Ed Roberts and I were then assigned to the Laser Division of the Air Force Weapons Laboratory. We often talked about selling electronics kits through magazines like Popular Electronics and Radio-Electronics. When the light flasher article was published, we decided to form a company to build and sell light flashers and other model rocketry gear. We called it Micro Instrumentation and Telemetry Systems (MITS).
I eventually left MITS to pursue a new career as an electronics writer. Ed stayed and introduced a string of new products. I wrote the instruction manuals for some of them. I also introduced Ed to Leslie Solomon, the technical editor of Popular Electronics.
In 1974 Ed learned about the 8080, Intel’s new 8-bit microprocessor, and soon began work on a microcomputer based on the new chip. The hobby computer era took off when Ed’s Altair 8800 appeared on the cover of the January 1975 issue of Popular Electronics.

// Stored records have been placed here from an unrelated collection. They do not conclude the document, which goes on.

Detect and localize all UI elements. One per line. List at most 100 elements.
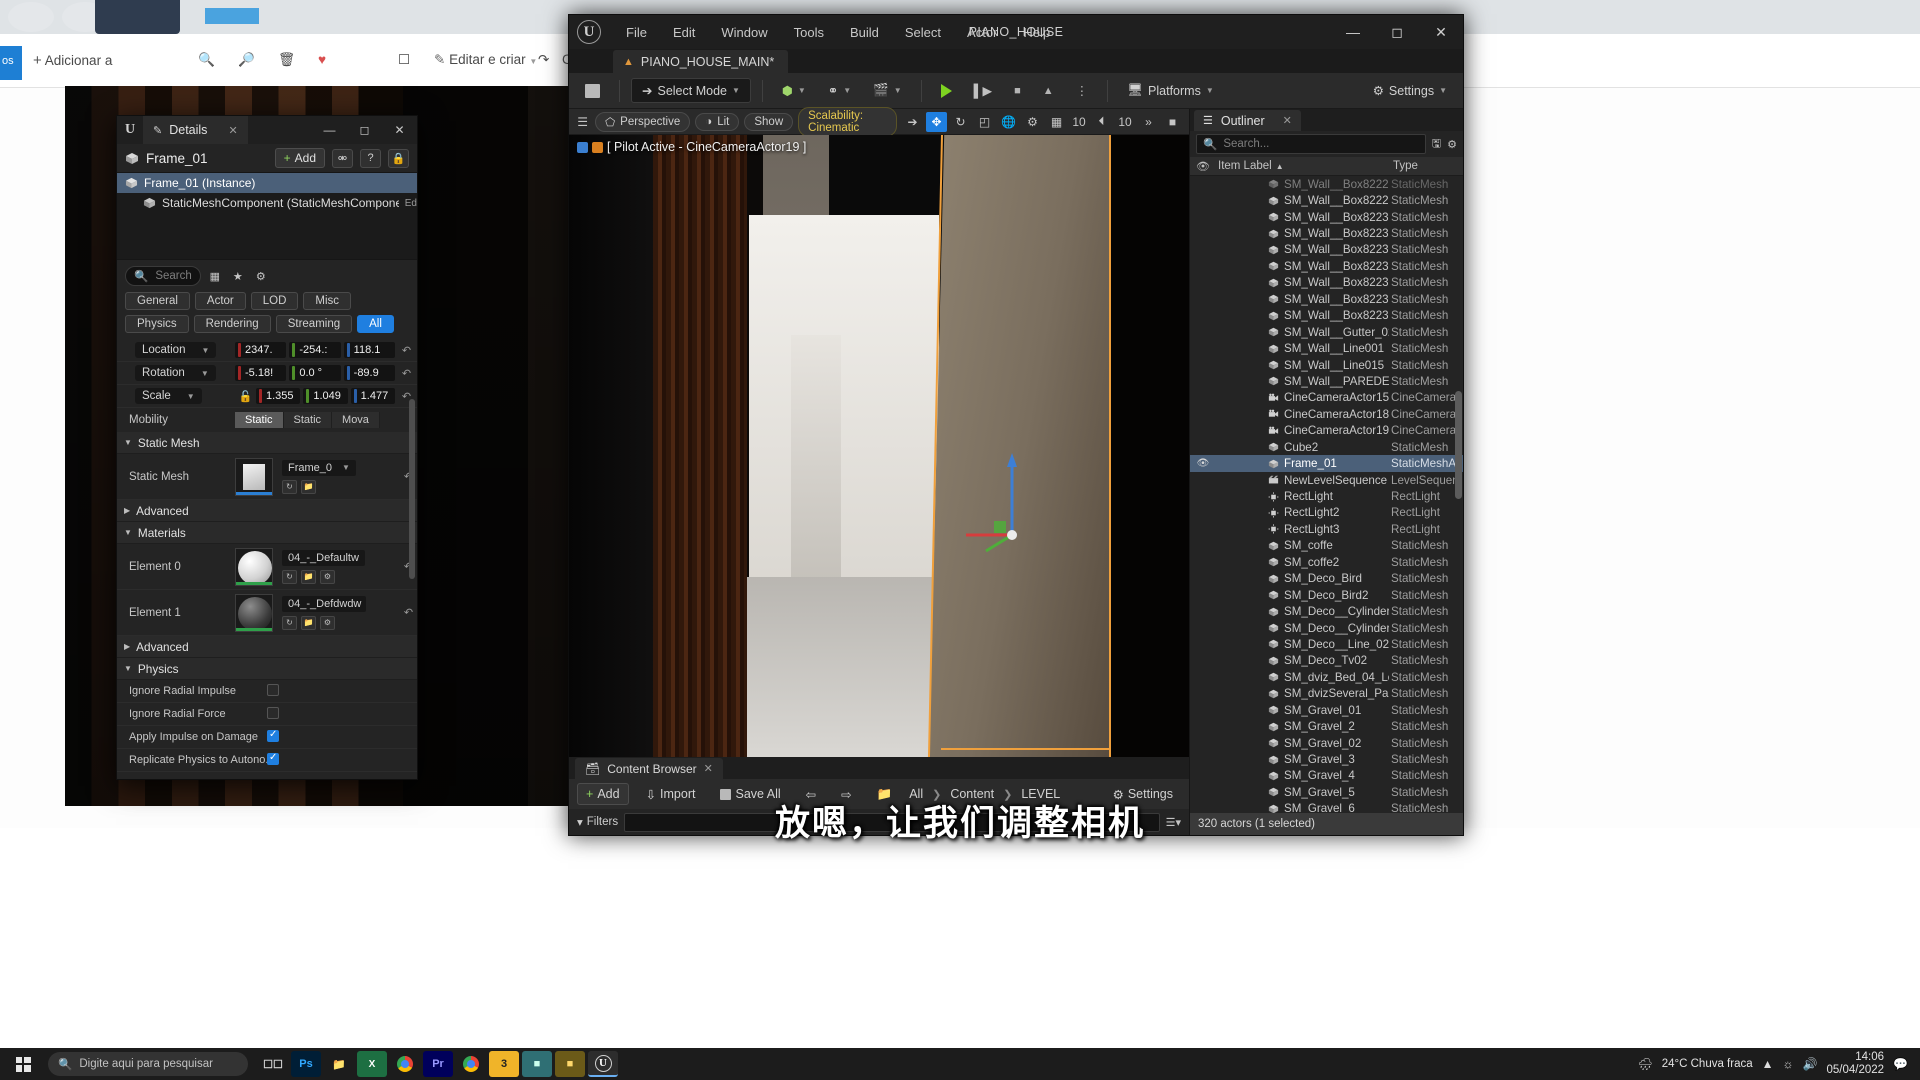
menu-build[interactable]: Build — [837, 21, 892, 44]
details-search-input[interactable]: 🔍 Search — [125, 266, 201, 286]
save-button[interactable] — [577, 80, 608, 102]
eye-icon[interactable]: 👁 — [1190, 160, 1216, 173]
scale-icon[interactable]: ◰ — [974, 112, 995, 132]
close-icon[interactable]: ✕ — [704, 762, 713, 775]
outliner-row[interactable]: SM_Deco_Bird StaticMesh — [1190, 571, 1463, 587]
grid-view-icon[interactable]: ▦ — [206, 267, 224, 285]
menu-window[interactable]: Window — [708, 21, 780, 44]
details-tab[interactable]: ✎ Details ✕ — [143, 116, 248, 144]
task-view-icon[interactable]: ☐☐ — [258, 1051, 288, 1077]
outliner-row[interactable]: SM_Deco__Cylinder027StaticMesh — [1190, 603, 1463, 619]
outliner-row[interactable]: SM_Wall__Line015 StaticMesh — [1190, 357, 1463, 373]
level-viewport[interactable]: [ Pilot Active - CineCameraActor19 ] — [569, 135, 1189, 757]
material-thumbnail[interactable] — [235, 547, 273, 586]
details-properties[interactable]: Location ▼ 2347. -254.: 118.1 ↶ Rotation ▼ — [117, 339, 417, 779]
bg-active-tab[interactable] — [95, 0, 259, 34]
scale-lock-icon[interactable]: 🔓 — [235, 387, 256, 406]
details-help-icon[interactable]: ? — [360, 148, 381, 168]
filter-chip-actor[interactable]: Actor — [194, 292, 246, 310]
snap-icon[interactable]: ⚙ — [1022, 112, 1043, 132]
bg-add-button[interactable]: + Adicionar a — [33, 52, 112, 69]
location-dropdown[interactable]: Location ▼ — [135, 342, 217, 358]
chevron-right-icon[interactable]: » — [1138, 112, 1159, 132]
crop-icon[interactable]: ☐ — [398, 52, 410, 68]
eye-icon[interactable]: 👁 — [1190, 458, 1216, 469]
notification-icon[interactable]: 💬 — [1893, 1057, 1908, 1071]
outliner-row[interactable]: SM_Wall__Box8222862StaticMesh — [1190, 176, 1463, 192]
menu-help[interactable]: Help — [1010, 21, 1063, 44]
outliner-save-icon[interactable]: 🖫 — [1432, 135, 1441, 154]
filter-chip-misc[interactable]: Misc — [303, 292, 352, 310]
physics-checkbox[interactable] — [267, 752, 279, 765]
minimize-button[interactable]: — — [312, 116, 347, 144]
tree-row-component[interactable]: StaticMeshComponent (StaticMeshComponent… — [117, 193, 417, 213]
premiere-icon[interactable]: Pr — [423, 1051, 453, 1077]
excel-icon[interactable]: X — [357, 1051, 387, 1077]
outliner-row[interactable]: SM_Gravel_3 StaticMesh — [1190, 751, 1463, 767]
outliner-row[interactable]: SM_Deco_Tv02 StaticMesh — [1190, 653, 1463, 669]
share-icon[interactable]: ↷ — [538, 52, 549, 68]
world-icon[interactable]: 🌐 — [998, 112, 1019, 132]
material-thumbnail[interactable] — [235, 593, 273, 632]
filter-chip-physics[interactable]: Physics — [125, 315, 189, 333]
location-z-field[interactable]: 118.1 — [343, 342, 395, 358]
mobility-stationary[interactable]: Static — [283, 412, 333, 428]
taskbar-search-input[interactable]: 🔍 Digite aqui para pesquisar — [48, 1052, 248, 1076]
filter-chip-rendering[interactable]: Rendering — [193, 315, 271, 333]
scale-x-field[interactable]: 1.355 — [256, 388, 301, 404]
unreal-icon[interactable]: U — [588, 1051, 618, 1077]
rotate-icon[interactable]: ↻ — [950, 112, 971, 132]
taskbar-clock[interactable]: 14:06 05/04/2022 — [1826, 1051, 1884, 1077]
outliner-row[interactable]: SM_Wall__Box8223042StaticMesh — [1190, 242, 1463, 258]
material-asset-picker[interactable]: 04_-_Defdwdw — [282, 595, 366, 612]
settings-button[interactable]: ⚙ Settings ▼ — [1365, 79, 1455, 102]
outliner-row[interactable]: CineCameraActor19 CineCamera — [1190, 423, 1463, 439]
bg-edit-button[interactable]: ✎ Editar e criar ▼ — [434, 52, 537, 68]
menu-actor[interactable]: Actor — [954, 21, 1010, 44]
show-hidden-icon[interactable]: ▲ — [1762, 1057, 1774, 1071]
trash-icon[interactable]: 🗑 — [278, 52, 295, 68]
perspective-dropdown[interactable]: ⬠ Perspective — [595, 111, 691, 132]
section-advanced-2[interactable]: ▶ Advanced — [117, 636, 417, 658]
windows-start-icon[interactable] — [0, 1048, 46, 1080]
play-button[interactable] — [933, 80, 960, 102]
menu-edit[interactable]: Edit — [660, 21, 708, 44]
rotation-dropdown[interactable]: Rotation ▼ — [135, 365, 216, 381]
select-icon[interactable]: ➔ — [902, 112, 923, 132]
close-button[interactable]: ✕ — [1419, 15, 1463, 49]
mobility-static[interactable]: Static — [235, 412, 284, 428]
gear-icon[interactable]: ⚙ — [252, 267, 270, 285]
outliner-row[interactable]: SM_Wall__Box8223070StaticMesh — [1190, 291, 1463, 307]
details-scrollbar[interactable] — [409, 399, 415, 579]
cinematics-button[interactable]: 🎬 ▼ — [865, 79, 910, 102]
maximize-button[interactable]: ◻ — [1375, 15, 1419, 49]
outliner-row[interactable]: CineCameraActor18 CineCamera — [1190, 406, 1463, 422]
camera-speed-icon[interactable]: ■ — [1162, 112, 1183, 132]
physics-checkbox[interactable] — [267, 729, 279, 742]
eject-button[interactable]: ▲ — [1035, 81, 1062, 101]
outliner-row[interactable]: RectLight3 RectLight — [1190, 521, 1463, 537]
platforms-button[interactable]: 🖥 Platforms ▼ — [1119, 79, 1222, 102]
outliner-row[interactable]: SM_Wall__PAREDE01StaticMesh — [1190, 373, 1463, 389]
outliner-row[interactable]: SM_Gravel_4 StaticMesh — [1190, 768, 1463, 784]
rotation-z-field[interactable]: -89.9 — [343, 365, 395, 381]
section-materials[interactable]: ▼ Materials — [117, 522, 417, 544]
outliner-row[interactable]: SM_Wall__Box8223087StaticMesh — [1190, 308, 1463, 324]
close-button[interactable]: ✕ — [382, 116, 417, 144]
scalability-dropdown[interactable]: Scalability: Cinematic — [798, 106, 897, 137]
outliner-row[interactable]: Cube2 StaticMesh — [1190, 439, 1463, 455]
outliner-search-input[interactable]: 🔍 Search... — [1196, 134, 1426, 154]
outliner-scrollbar[interactable] — [1455, 391, 1462, 499]
menu-tools[interactable]: Tools — [781, 21, 837, 44]
column-type[interactable]: Type — [1389, 160, 1463, 172]
reset-icon[interactable]: ↶ — [400, 606, 417, 619]
volume-icon[interactable]: 🔊 — [1803, 1057, 1818, 1071]
browse-asset-icon[interactable]: ↻ — [282, 569, 297, 584]
outliner-row[interactable]: NewLevelSequence LevelSequen — [1190, 472, 1463, 488]
scale-dropdown[interactable]: Scale ▼ — [135, 388, 202, 404]
close-icon[interactable]: ✕ — [1283, 114, 1292, 127]
outliner-row[interactable]: SM_coffe StaticMesh — [1190, 538, 1463, 554]
outliner-row[interactable]: SM_Wall__Line001 StaticMesh — [1190, 340, 1463, 356]
add-actor-button[interactable]: ⬢ ▼ — [774, 79, 814, 102]
physics-checkbox[interactable] — [267, 683, 279, 696]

When Paul Allen saw the magazine, he immediately bought a copy and took it to show his friend Bill Gates. They soon called Ed to say they were developing a version of BASIC for the Altair, and you know the rest of the story (see my column in Make: Volume 42, “The Kit That Launched the Tech Revolution”).
Sometimes I wonder how this story might have ended had my great-grandfather not been blinded, or if TI hadn’t invented the first infrared LED. Of course it’s impossible to know in advance what might come from a failed or abandoned project — and that’s motivation enough to press ahead.
Going Further
Have you developed a project that failed for technical or other reasons? Think about how it might have advanced your knowledge, and tell us in the comments below.
And consider beginning a new project that’s got only a marginal chance for success. My view is that every project is like a course in tech school or college, for the spinoffs from a failed project are sometimes as significant as those from the great successes.